Gaber Farieda, Shaik Maqsood, Allega Fabio, Bilecz Agnes Julia, Busch Felix, Goon Kelsey, Franke Vedran, Akalin Altuna
Berlin Institute for Medical Systems Biology (BIMSB), Max Delbrück Center for Molecular Medicine, Berlin, Germany.
Department of Computer Science, Humboldt-Universität zu Berlin, Berlin, Germany.
NPJ Digit Med. 2025 May 9;8(1):263. doi: 10.1038/s41746-025-01684-1.

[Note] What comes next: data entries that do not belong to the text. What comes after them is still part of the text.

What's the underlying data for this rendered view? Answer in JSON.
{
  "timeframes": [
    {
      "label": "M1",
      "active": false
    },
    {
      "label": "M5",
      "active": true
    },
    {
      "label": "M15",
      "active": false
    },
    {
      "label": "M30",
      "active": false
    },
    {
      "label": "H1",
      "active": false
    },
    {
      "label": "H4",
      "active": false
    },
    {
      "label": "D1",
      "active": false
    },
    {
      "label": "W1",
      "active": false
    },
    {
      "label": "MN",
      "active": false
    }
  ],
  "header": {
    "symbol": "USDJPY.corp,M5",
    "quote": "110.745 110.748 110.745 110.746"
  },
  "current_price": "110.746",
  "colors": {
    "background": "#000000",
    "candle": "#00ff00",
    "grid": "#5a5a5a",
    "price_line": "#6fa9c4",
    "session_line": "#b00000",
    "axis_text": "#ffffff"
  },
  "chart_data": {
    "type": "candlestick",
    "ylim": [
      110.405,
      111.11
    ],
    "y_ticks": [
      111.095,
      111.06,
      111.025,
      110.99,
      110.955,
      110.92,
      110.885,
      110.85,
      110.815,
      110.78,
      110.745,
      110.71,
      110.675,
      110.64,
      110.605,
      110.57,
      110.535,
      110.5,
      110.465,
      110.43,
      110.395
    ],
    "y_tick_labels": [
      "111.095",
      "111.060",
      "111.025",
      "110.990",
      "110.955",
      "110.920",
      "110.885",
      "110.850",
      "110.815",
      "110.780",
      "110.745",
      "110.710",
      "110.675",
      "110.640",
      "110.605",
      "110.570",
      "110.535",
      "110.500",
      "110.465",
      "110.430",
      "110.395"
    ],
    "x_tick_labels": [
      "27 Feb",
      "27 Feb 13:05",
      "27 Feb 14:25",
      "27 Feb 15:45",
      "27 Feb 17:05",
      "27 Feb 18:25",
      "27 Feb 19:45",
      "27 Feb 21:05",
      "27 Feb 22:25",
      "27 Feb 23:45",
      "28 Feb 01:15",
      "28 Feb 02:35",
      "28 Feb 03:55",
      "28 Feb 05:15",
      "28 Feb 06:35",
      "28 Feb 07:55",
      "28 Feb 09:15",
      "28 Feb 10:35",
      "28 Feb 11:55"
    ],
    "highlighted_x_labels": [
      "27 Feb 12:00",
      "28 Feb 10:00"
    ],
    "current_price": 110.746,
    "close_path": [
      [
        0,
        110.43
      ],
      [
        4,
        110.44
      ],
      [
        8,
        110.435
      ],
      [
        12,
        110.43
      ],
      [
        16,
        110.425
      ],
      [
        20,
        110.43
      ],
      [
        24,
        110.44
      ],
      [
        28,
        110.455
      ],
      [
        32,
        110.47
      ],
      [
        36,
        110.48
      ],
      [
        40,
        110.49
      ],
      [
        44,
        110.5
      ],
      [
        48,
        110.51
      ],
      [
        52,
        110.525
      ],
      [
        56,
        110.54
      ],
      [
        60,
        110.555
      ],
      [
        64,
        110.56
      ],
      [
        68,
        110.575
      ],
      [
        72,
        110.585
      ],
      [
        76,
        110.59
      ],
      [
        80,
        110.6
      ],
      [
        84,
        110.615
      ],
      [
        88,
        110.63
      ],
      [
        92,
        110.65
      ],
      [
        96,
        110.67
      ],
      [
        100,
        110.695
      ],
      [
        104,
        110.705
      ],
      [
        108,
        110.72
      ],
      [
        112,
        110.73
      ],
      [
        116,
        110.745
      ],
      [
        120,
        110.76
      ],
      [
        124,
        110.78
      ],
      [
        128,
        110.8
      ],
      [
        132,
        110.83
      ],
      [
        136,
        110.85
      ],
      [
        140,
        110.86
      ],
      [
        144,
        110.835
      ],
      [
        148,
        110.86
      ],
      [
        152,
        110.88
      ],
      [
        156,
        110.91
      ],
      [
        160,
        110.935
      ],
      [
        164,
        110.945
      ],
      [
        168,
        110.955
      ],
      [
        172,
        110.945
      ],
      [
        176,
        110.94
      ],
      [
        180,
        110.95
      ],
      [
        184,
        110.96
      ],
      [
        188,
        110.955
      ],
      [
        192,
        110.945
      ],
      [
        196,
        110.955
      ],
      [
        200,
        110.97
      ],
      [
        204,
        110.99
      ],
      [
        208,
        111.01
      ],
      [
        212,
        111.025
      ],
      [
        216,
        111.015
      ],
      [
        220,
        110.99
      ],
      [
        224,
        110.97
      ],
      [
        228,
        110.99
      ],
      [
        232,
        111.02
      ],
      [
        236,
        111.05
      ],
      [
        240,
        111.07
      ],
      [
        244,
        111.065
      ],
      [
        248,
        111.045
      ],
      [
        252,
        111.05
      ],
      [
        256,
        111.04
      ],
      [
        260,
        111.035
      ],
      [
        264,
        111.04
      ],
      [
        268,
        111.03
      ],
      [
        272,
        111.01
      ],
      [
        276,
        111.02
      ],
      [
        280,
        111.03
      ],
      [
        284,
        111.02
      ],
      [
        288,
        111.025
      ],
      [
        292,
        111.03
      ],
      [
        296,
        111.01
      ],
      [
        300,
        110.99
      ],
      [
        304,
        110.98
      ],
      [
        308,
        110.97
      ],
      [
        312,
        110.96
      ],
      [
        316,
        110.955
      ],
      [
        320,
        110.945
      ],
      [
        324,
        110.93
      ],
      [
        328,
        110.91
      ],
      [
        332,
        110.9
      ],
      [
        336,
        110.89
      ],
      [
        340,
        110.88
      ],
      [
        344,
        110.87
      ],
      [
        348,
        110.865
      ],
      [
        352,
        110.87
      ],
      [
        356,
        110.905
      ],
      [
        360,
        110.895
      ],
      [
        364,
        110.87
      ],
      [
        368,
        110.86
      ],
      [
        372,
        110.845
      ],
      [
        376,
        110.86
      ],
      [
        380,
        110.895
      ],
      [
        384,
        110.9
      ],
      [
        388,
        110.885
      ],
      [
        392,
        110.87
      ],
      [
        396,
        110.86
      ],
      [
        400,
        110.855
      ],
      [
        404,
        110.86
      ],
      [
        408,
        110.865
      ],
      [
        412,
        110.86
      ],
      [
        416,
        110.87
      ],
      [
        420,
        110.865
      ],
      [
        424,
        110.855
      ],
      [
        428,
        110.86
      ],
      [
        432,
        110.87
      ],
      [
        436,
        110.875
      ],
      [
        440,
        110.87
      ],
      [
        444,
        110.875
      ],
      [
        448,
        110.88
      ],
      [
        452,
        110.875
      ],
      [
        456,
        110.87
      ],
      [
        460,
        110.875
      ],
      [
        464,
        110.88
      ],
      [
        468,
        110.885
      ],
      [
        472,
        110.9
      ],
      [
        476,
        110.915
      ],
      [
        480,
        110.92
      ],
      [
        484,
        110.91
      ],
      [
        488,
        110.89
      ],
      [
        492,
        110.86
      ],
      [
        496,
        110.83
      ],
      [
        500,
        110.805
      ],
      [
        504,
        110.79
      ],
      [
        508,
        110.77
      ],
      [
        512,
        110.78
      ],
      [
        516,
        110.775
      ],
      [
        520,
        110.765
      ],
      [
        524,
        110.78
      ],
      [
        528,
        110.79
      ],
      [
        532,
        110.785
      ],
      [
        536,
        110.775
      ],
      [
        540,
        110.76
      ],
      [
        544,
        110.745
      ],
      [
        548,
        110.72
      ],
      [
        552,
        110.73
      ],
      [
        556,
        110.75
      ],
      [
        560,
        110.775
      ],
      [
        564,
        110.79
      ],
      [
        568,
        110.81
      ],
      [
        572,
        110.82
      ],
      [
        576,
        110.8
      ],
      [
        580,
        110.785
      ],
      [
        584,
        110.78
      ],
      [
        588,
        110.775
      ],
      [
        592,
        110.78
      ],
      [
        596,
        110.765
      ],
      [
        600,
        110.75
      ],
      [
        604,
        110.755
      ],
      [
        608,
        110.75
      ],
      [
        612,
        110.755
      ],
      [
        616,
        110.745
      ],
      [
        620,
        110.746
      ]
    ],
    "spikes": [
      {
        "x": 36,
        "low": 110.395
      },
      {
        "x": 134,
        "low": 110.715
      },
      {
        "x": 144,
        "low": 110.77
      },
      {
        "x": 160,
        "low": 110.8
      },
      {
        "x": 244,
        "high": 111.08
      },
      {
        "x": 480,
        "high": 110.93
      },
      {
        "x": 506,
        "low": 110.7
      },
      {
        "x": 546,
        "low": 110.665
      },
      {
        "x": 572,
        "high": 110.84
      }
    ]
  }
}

Accurate medical decision-making is critical for both patients and clinicians. Patients often struggle to interpret their symptoms, determine their severity, and select the right specialist. Simultaneously, clinicians face challenges in integrating complex patient data to make timely, accurate diagnoses. Recent advances in large language models (LLMs) offer the potential to bridge this gap by supporting decision-making for both patients and healthcare providers. In this study, we benchmark multiple LLM versions and an LLM-based workflow incorporating retrieval-augmented generation (RAG) on a curated dataset of 2000 medical cases derived from the Medical Information Mart for Intensive Care database. Our findings show that these LLMs are capable of providing personalized insights into likely diagnoses, suggesting appropriate specialists, and assessing urgent care needs. These models may also support clinicians in refining diagnoses and decision-making, offering a promising approach to improving patient outcomes and streamlining healthcare delivery.
准确的医疗决策对患者和临床医生都至关重要。患者常常难以解读自己的症状、确定症状的严重程度并选择合适的专科医生。与此同时,临床医生在整合复杂的患者数据以做出及时、准确的诊断方面面临挑战。大语言模型(LLMs)的最新进展为弥合这一差距提供了可能,通过为患者和医疗服务提供者的决策提供支持。在本研究中,我们在一个从重症监护医学信息库中提取的包含2000个医疗病例的精选数据集上,对多个大语言模型版本以及一个基于大语言模型并结合检索增强生成(RAG)的工作流程进行了基准测试。我们的研究结果表明,这些大语言模型能够针对可能的诊断提供个性化见解、推荐合适的专科医生并评估紧急护理需求。这些模型还可能支持临床医生完善诊断和决策,为改善患者预后和简化医疗服务提供了一种很有前景的方法。